Lidia nunca la elogiaba. En el mejor de los casos, callaba; en el peor, buscaba algo con qué herirla. Los cumplidos eran como cupones, y esos cupones nunca eran para Vicky.
Iván, su marido, lo sabía. Había oído a Lidia decir cosas como:
—¿Para qué tantos juguetes? Tú con unos puzzles y cubos de madera tenías bastante.
Vicky evitaba invitar a su madre a comer. Pero cuando no había remedio, ya sabía lo que vendría.
—La carne otra vez seca. La has quemado.
Pero que su madre preguntara por su salud o sus asuntos… Eso nunca pasó.
Esa noche, Vicky le escribió a Iván para desahogarse. Sabía que los niños estaban enfermos, que ella estaba agotada, conocía su relación con su suegra. Pero no podía ayudar: estaba de viaje. Al menos podía escucharla.
—La eché —escribió—. No ayuda, solo me saca de quicio.
—Bien hecho —respondió él al instante—. Ya era hora.
Vicky sintió alivio. Era la confirmación de que había hecho lo correcto. Necesitaba oírlo de alguien que veía a su madre desde fuera.
No pudo dormir. Se despertó tosiendo. La habitación estaba oscura, solo la luz roja del televisor brillaba. Buscó el móvil bajo la almohada. Las cinco y media. Ni siquiera amanecía.
Timi se removía inquieto en la cuna. A su lado, Sonia gemía y se movía. Vicky se incorporó. La cabeza le palpitaba como si llevara un martillo dentro. La garganta le picaba, las piernas le pesaban.
Llegó a la cocina y abrió la nevera. Vacía. Leche pasada, un bote de queso casi vacío, unos huevos. En algún sitio todavía quedaban dos rebanadas de pan duro y un paquete de macarrones.
Quizá podía apañar algo para el desayuno, pero ¿y después? Además, se le acababan las medicinas para Sonia. A ella tampoco le vendría mal algo para la garganta. Pero ¿cómo ir si los niños se quedaban solos? En su pueblo, los repartidores escaseaban, sobre todo para medicinas.
—Tengo que ir a la farmacia. Pero no tengo con quién dejar a los niños… No sé qué hacer —escribió a su marido.

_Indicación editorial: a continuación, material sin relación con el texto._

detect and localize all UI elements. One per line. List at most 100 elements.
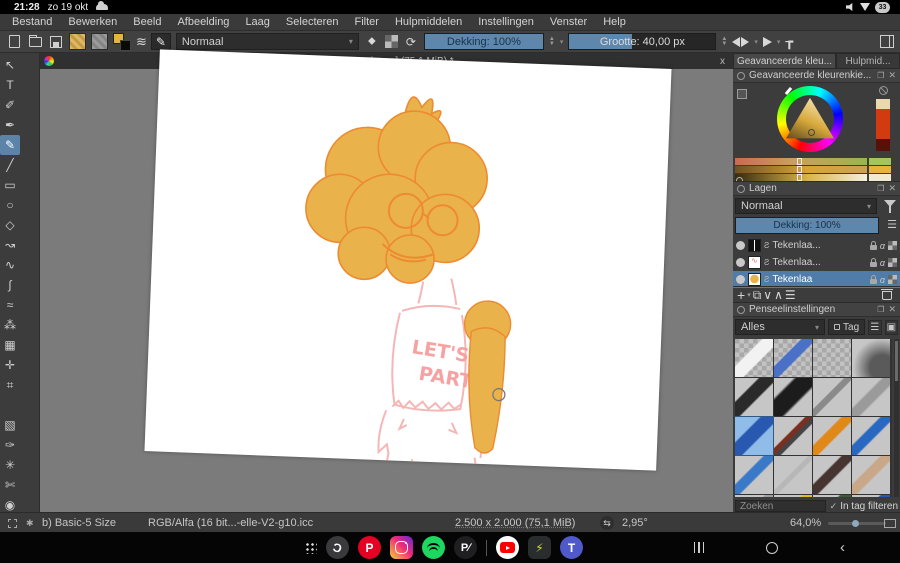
- brush-preset-cell[interactable]: [852, 417, 890, 455]
- tool-bezier-curve[interactable]: ∿: [0, 255, 20, 275]
- selection-mode-icon[interactable]: [8, 518, 17, 528]
- alpha-inherit-icon[interactable]: [888, 275, 897, 284]
- alpha-inherit-icon[interactable]: [888, 258, 897, 267]
- trim-tool-icon[interactable]: ┲: [785, 34, 793, 50]
- no-color-icon[interactable]: [879, 86, 888, 95]
- move-layer-up-button[interactable]: ∧: [774, 288, 783, 302]
- menu-bewerken[interactable]: Bewerken: [60, 16, 125, 28]
- menu-afbeelding[interactable]: Afbeelding: [169, 16, 237, 28]
- swatch-cream[interactable]: [876, 99, 890, 109]
- menu-hulpmiddelen[interactable]: Hulpmiddelen: [387, 16, 470, 28]
- pattern-chooser[interactable]: [69, 33, 86, 50]
- lock-icon[interactable]: [869, 240, 877, 250]
- brush-preset-cell[interactable]: [735, 456, 773, 494]
- canvas-only-icon[interactable]: [884, 518, 896, 528]
- ibis-paint-icon[interactable]: P∕: [454, 536, 477, 559]
- tool-smart-patch[interactable]: ✄: [0, 475, 20, 495]
- open-document-button[interactable]: [27, 34, 43, 50]
- menu-laag[interactable]: Laag: [237, 16, 277, 28]
- layer-row-2[interactable]: Ƨ Tekenlaa... α: [733, 254, 900, 271]
- brush-preset-cell[interactable]: [735, 378, 773, 416]
- home-button[interactable]: [766, 541, 778, 554]
- visibility-icon[interactable]: [736, 258, 745, 267]
- brush-preset-cell[interactable]: [813, 456, 851, 494]
- menu-bestand[interactable]: Bestand: [4, 16, 60, 28]
- mirror-horizontal-button[interactable]: [732, 36, 750, 47]
- close-icon[interactable]: ✕: [888, 70, 896, 81]
- teams-icon[interactable]: T: [560, 536, 583, 559]
- layer-blend-mode-dropdown[interactable]: Normaal ▾: [735, 198, 877, 214]
- swatch-green[interactable]: [869, 158, 891, 165]
- move-layer-down-button[interactable]: ∨: [763, 288, 772, 302]
- display-mode-icon[interactable]: ▣: [884, 319, 898, 335]
- brush-preset-cell[interactable]: [852, 378, 890, 416]
- clip-studio-icon[interactable]: Ɔ: [326, 536, 349, 559]
- fg-bg-color-chooser[interactable]: [113, 32, 131, 51]
- blend-mode-dropdown[interactable]: Normaal ▾: [175, 33, 359, 50]
- opacity-spinner[interactable]: ▲ ▼: [549, 36, 555, 47]
- delete-layer-button[interactable]: [881, 288, 893, 300]
- menu-help[interactable]: Help: [595, 16, 634, 28]
- tag-filter-checkbox[interactable]: ✓ In tag filteren: [830, 501, 898, 512]
- rotation-value[interactable]: 2,95°: [622, 513, 648, 533]
- menu-beeld[interactable]: Beeld: [125, 16, 169, 28]
- search-input[interactable]: Zoeken: [735, 500, 826, 512]
- brush-preset-cell[interactable]: [813, 417, 851, 455]
- brush-preset-cell[interactable]: [852, 495, 890, 497]
- menu-filter[interactable]: Filter: [347, 16, 387, 28]
- tool-polygon[interactable]: ◇: [0, 215, 20, 235]
- close-icon[interactable]: ✕: [888, 183, 896, 194]
- layer-properties-button[interactable]: ☰: [785, 288, 796, 302]
- gradient-chooser[interactable]: [91, 33, 108, 50]
- tool-ellipse[interactable]: ○: [0, 195, 20, 215]
- alpha-lock-icon[interactable]: α: [880, 241, 885, 251]
- float-icon[interactable]: ❐: [877, 184, 884, 193]
- tool-freehand-path[interactable]: ∫: [0, 275, 20, 295]
- brush-preset-cell[interactable]: [774, 417, 812, 455]
- tab-advanced-color[interactable]: Geavanceerde kleu...: [733, 53, 836, 69]
- preset-filter-dropdown[interactable]: Alles ▾: [735, 319, 826, 335]
- tag-button[interactable]: Tag: [828, 319, 866, 335]
- brush-preset-cell[interactable]: [735, 495, 773, 497]
- close-icon[interactable]: x: [720, 56, 733, 67]
- brush-preset-cell[interactable]: [774, 495, 812, 497]
- brush-preset-cell[interactable]: [852, 339, 890, 377]
- tool-polyline[interactable]: ↝: [0, 235, 20, 255]
- swatch-offwhite[interactable]: [869, 174, 891, 181]
- hamburger-icon[interactable]: ☰: [868, 319, 882, 335]
- youtube-icon[interactable]: [496, 536, 519, 559]
- spotify-icon[interactable]: [422, 536, 445, 559]
- alpha-lock-icon[interactable]: α: [880, 275, 885, 285]
- menu-instellingen[interactable]: Instellingen: [470, 16, 542, 28]
- brush-preset-cell[interactable]: [813, 378, 851, 416]
- visibility-icon[interactable]: [736, 275, 745, 284]
- rotation-icon[interactable]: ⇆: [600, 516, 614, 530]
- preserve-alpha-button[interactable]: [384, 35, 398, 48]
- tool-select-shapes[interactable]: ↖: [0, 55, 20, 75]
- chevron-down-icon[interactable]: ▾: [560, 38, 564, 46]
- brush-preset-cell[interactable]: [852, 456, 890, 494]
- close-icon[interactable]: ✕: [888, 304, 896, 315]
- tool-text[interactable]: T: [0, 75, 20, 95]
- tool-move[interactable]: ✛: [0, 355, 20, 375]
- color-sliders[interactable]: [735, 158, 867, 182]
- chevron-down-icon[interactable]: ▾: [777, 38, 781, 46]
- tool-calligraphy[interactable]: ✒: [0, 115, 20, 135]
- canvas-surface[interactable]: LET'S PARTY: [144, 49, 672, 529]
- selector-settings-icon[interactable]: [737, 89, 747, 99]
- swatch-yellow[interactable]: [869, 166, 891, 173]
- brush-preset-cell-selected[interactable]: [735, 416, 774, 456]
- image-size-label[interactable]: 2.500 x 2.000 (75,1 MiB): [455, 513, 575, 533]
- recents-button[interactable]: [693, 542, 704, 553]
- new-document-button[interactable]: [6, 34, 22, 50]
- swatch-red[interactable]: [876, 109, 890, 139]
- lightning-app-icon[interactable]: ⚡: [528, 536, 551, 559]
- visibility-icon[interactable]: [736, 241, 745, 250]
- brush-preset-cell[interactable]: [774, 339, 812, 377]
- tab-tool-options[interactable]: Hulpmid...: [836, 53, 900, 69]
- brush-preset-chooser[interactable]: ✎: [150, 33, 171, 50]
- size-spinner[interactable]: ▲ ▼: [721, 36, 727, 47]
- brush-preset-cell[interactable]: [813, 339, 851, 377]
- brush-preset-cell[interactable]: [774, 378, 812, 416]
- chevron-down-icon[interactable]: ▾: [747, 291, 751, 299]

—Hablaré con Alicia —contestó él media hora después.
Vicky sonrió con escepticismo. Alicia vivía pegada al móvil y al portátil. Tenía un blog, grabaciones, edición, cursos, su trabajo. Ni siquiera podía tener perro, aunque lo deseaba, por falta de tiempo. Y ahora, niños, una cuñada enferma, una petición de última hora.
No albergaba muchas esperanzas, pero a las dos horas llamaron a la puerta. Era Alicia. Se alisaba el pelo revuelto, jugueteaba nerviosa con el cuello de la chaqueta, pero estaba allí.
—Oye, ¿me das un vaso de agua? En el atasco se me secó la garganta. Mientras me lo das, lavo las manos y me voy con Timi.
A Vicky casi se le cayó la mandíbula. Alicia entró en la habitación, se inclinó hacia la cuna, sonrió y le tocó los dedos al niño.
—¿Quién es este enfadado? ¿Me enseñas tus juguetes? ¿O eres más experto en romper los peines de mamá? Me dijeron que partiste su favorito —susurró Alicia, haciéndole cosquillas.
Como si conociera a su sobrino de toda la vida. Como si no lo hubiera visto solo en fiestas. Como si no se hubiera enfriado su relación cuando Alicia no pudo ir a su boda por trabajo.
Pronto, Alicia estaba dando plátano a TimiY mientras Alicia seguía ocupándose de Timi, Vicky sintió por primera vez que, aunque su madre nunca cambiaría, no estaba sola en este caos que llamaban vida.